Читаем Красная стрела. 85 лет легенде полностью

Накрыв голову подушкой, Верховенский попытался заснуть.

Зашла проводница, еще раз проверила его билет.

Как только отступало тяжелое опьянение, у Верховенского начинались изнуряющие половые позывы – судя по всему, тело понимало, что вот-вот издохнет, и требовало немедленного продолжения рода. Проводница была в синей юбке, не очень молода, не очень красива – но она могла бы продолжить род, она могла бы. Верховенский терзал себя мыслями, как он лезет к ней в ее маленькое рабочее купе в самом начале вагона, а потом лезет в эту синюю юбку – как в мешок с подарками – и долго нашаривает там рукой: что же я хотел тебе подарить, дружочек, что-то у меня тут было, какой-то живой зверек, ну-ка, где ты, мышь, сейчас я тебя найду, вцеплюсь в тебя пальцами…

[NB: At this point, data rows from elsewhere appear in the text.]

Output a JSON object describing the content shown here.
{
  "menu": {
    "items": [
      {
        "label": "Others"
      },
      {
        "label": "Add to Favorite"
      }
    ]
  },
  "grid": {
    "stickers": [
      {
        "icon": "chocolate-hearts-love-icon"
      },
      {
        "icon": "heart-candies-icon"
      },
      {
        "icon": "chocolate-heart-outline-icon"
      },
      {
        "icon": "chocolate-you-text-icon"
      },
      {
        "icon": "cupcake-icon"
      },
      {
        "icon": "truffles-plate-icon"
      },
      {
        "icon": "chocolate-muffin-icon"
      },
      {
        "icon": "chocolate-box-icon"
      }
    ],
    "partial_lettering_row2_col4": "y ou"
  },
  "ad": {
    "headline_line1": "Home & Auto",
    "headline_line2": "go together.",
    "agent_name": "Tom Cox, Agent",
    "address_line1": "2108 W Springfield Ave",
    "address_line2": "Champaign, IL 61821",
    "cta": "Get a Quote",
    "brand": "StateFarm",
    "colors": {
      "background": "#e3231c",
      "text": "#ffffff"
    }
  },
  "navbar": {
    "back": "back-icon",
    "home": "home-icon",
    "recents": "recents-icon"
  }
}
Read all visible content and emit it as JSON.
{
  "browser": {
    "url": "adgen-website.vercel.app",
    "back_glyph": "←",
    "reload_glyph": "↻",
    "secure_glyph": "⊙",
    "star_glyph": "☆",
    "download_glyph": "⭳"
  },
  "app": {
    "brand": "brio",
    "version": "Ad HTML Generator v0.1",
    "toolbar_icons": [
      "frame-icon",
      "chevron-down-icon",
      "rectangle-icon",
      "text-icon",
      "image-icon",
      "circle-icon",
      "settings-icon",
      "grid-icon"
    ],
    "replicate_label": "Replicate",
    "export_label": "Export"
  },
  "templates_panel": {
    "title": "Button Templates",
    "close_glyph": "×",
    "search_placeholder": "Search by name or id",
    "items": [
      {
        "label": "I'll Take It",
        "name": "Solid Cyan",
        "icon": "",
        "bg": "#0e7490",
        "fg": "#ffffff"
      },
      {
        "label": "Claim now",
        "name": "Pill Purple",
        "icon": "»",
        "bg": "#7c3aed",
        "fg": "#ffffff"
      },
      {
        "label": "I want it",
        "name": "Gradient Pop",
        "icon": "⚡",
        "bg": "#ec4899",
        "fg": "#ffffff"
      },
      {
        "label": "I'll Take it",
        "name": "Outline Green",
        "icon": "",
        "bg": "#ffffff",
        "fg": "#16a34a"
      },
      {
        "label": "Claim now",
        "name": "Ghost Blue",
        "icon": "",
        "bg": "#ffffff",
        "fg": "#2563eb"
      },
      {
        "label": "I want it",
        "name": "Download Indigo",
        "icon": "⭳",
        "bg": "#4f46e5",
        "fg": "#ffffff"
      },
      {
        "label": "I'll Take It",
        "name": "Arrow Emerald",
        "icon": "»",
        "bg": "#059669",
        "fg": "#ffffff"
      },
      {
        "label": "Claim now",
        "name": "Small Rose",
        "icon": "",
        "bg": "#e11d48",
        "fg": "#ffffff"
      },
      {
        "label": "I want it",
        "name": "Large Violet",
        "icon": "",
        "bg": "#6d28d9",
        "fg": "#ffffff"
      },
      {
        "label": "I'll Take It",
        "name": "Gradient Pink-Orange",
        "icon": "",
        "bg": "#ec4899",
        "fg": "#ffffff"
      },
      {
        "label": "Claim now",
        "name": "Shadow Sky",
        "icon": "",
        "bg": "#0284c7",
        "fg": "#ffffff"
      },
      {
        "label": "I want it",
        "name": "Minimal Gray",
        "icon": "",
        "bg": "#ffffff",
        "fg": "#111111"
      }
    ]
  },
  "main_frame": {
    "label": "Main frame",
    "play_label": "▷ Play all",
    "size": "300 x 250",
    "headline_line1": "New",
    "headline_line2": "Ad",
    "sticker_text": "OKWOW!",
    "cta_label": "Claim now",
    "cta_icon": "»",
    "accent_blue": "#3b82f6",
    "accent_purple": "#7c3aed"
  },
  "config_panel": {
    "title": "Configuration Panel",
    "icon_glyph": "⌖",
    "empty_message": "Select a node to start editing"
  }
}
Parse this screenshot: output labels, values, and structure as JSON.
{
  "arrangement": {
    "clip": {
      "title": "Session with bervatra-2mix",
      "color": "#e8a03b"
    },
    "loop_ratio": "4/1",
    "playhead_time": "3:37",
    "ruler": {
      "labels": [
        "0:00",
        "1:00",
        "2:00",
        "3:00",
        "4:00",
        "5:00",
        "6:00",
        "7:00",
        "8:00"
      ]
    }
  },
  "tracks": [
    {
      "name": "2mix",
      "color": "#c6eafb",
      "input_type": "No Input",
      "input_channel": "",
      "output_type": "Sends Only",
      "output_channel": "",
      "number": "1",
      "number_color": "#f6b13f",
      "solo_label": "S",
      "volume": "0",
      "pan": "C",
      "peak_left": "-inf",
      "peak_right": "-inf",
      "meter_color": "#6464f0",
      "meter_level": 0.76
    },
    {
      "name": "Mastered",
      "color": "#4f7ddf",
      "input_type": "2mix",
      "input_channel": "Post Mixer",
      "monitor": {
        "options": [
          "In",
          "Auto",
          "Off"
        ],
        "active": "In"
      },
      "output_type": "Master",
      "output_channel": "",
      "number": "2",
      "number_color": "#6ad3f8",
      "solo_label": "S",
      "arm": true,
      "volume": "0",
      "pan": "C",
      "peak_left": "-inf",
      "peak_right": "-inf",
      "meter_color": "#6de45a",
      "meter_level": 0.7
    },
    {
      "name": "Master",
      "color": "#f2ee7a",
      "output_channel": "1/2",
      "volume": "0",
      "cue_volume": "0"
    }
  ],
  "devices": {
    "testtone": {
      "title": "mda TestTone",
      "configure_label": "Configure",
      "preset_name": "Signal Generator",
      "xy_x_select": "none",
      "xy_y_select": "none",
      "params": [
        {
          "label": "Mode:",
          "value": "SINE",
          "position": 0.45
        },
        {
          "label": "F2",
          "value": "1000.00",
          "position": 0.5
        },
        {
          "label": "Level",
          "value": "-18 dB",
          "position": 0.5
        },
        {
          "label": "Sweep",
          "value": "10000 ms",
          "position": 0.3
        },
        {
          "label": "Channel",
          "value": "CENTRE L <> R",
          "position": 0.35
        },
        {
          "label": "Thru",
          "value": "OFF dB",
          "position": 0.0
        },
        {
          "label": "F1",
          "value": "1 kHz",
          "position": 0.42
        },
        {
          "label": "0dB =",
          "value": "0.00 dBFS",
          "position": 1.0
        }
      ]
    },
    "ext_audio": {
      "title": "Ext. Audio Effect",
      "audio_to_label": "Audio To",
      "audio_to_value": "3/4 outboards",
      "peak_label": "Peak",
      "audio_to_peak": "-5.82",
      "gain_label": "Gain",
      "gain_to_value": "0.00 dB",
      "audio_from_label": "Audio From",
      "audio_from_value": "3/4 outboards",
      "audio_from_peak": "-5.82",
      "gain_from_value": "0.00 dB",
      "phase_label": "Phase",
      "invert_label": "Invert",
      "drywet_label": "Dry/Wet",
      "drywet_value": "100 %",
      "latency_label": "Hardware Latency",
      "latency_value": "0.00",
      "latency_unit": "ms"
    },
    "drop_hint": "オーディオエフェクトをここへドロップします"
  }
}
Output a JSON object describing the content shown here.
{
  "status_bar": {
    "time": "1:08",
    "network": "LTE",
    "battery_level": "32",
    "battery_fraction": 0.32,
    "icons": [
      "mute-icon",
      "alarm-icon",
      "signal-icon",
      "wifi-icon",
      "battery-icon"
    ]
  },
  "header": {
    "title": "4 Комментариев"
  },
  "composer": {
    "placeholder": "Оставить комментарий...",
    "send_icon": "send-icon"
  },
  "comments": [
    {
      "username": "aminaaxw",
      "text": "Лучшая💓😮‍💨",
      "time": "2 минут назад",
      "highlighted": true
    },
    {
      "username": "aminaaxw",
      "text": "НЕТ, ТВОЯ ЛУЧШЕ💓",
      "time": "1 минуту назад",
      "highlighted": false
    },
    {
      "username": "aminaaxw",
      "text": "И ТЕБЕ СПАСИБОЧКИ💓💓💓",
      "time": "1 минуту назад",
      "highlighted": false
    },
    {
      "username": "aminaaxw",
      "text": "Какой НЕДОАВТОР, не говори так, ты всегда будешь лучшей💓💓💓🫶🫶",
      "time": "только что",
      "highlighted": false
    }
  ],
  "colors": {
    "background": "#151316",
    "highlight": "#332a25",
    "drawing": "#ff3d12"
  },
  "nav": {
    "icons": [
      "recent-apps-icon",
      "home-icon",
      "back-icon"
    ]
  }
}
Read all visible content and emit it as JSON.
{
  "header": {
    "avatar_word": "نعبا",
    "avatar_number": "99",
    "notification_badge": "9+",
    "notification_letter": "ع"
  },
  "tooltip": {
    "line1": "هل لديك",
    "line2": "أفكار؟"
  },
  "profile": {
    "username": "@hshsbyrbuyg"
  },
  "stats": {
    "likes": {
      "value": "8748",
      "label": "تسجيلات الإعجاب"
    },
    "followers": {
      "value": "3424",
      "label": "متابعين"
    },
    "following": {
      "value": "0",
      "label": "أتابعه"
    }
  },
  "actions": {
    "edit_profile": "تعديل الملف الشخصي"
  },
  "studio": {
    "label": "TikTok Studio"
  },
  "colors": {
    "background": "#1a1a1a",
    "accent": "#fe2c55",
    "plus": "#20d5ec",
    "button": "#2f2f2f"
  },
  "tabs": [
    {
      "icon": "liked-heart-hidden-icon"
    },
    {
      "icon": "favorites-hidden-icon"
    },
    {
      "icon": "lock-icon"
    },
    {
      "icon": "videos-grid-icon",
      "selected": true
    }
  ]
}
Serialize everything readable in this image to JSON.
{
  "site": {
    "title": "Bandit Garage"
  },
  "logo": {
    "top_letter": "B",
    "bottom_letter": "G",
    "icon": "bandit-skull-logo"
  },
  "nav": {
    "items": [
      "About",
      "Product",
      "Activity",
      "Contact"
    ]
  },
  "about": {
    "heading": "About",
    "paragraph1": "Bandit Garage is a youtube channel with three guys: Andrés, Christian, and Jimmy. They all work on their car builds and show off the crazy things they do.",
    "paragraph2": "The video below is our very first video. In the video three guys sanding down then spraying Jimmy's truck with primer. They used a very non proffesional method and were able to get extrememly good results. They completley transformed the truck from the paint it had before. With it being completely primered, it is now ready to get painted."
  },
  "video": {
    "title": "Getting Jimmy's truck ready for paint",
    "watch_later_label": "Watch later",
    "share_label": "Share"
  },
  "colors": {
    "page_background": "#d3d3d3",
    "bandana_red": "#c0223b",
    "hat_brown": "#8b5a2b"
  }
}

Сон снова подцепил Верховенского, словно поймал его в старую сеть с большими прорехами – все время наружу высовывались то рука, то нога, то лоб – и тогда рука, нога или лоб замерзали, леденели, и Верховенский поспешно прятал эту часть тела под одеяло. Сон тащил его на берег, рыбак не был виден, Верховенский не сопротивлялся и только страдал всем существом.

На берегу Верховенский вздрогнул и остро, как укол булавки, понял: умер сосед по купе.

Умер наверняка.

Сосед не дышал и не шевелился – восковая, твердая, чуть желтая шея, видная из-под одеяла, явственно давала понять: труп.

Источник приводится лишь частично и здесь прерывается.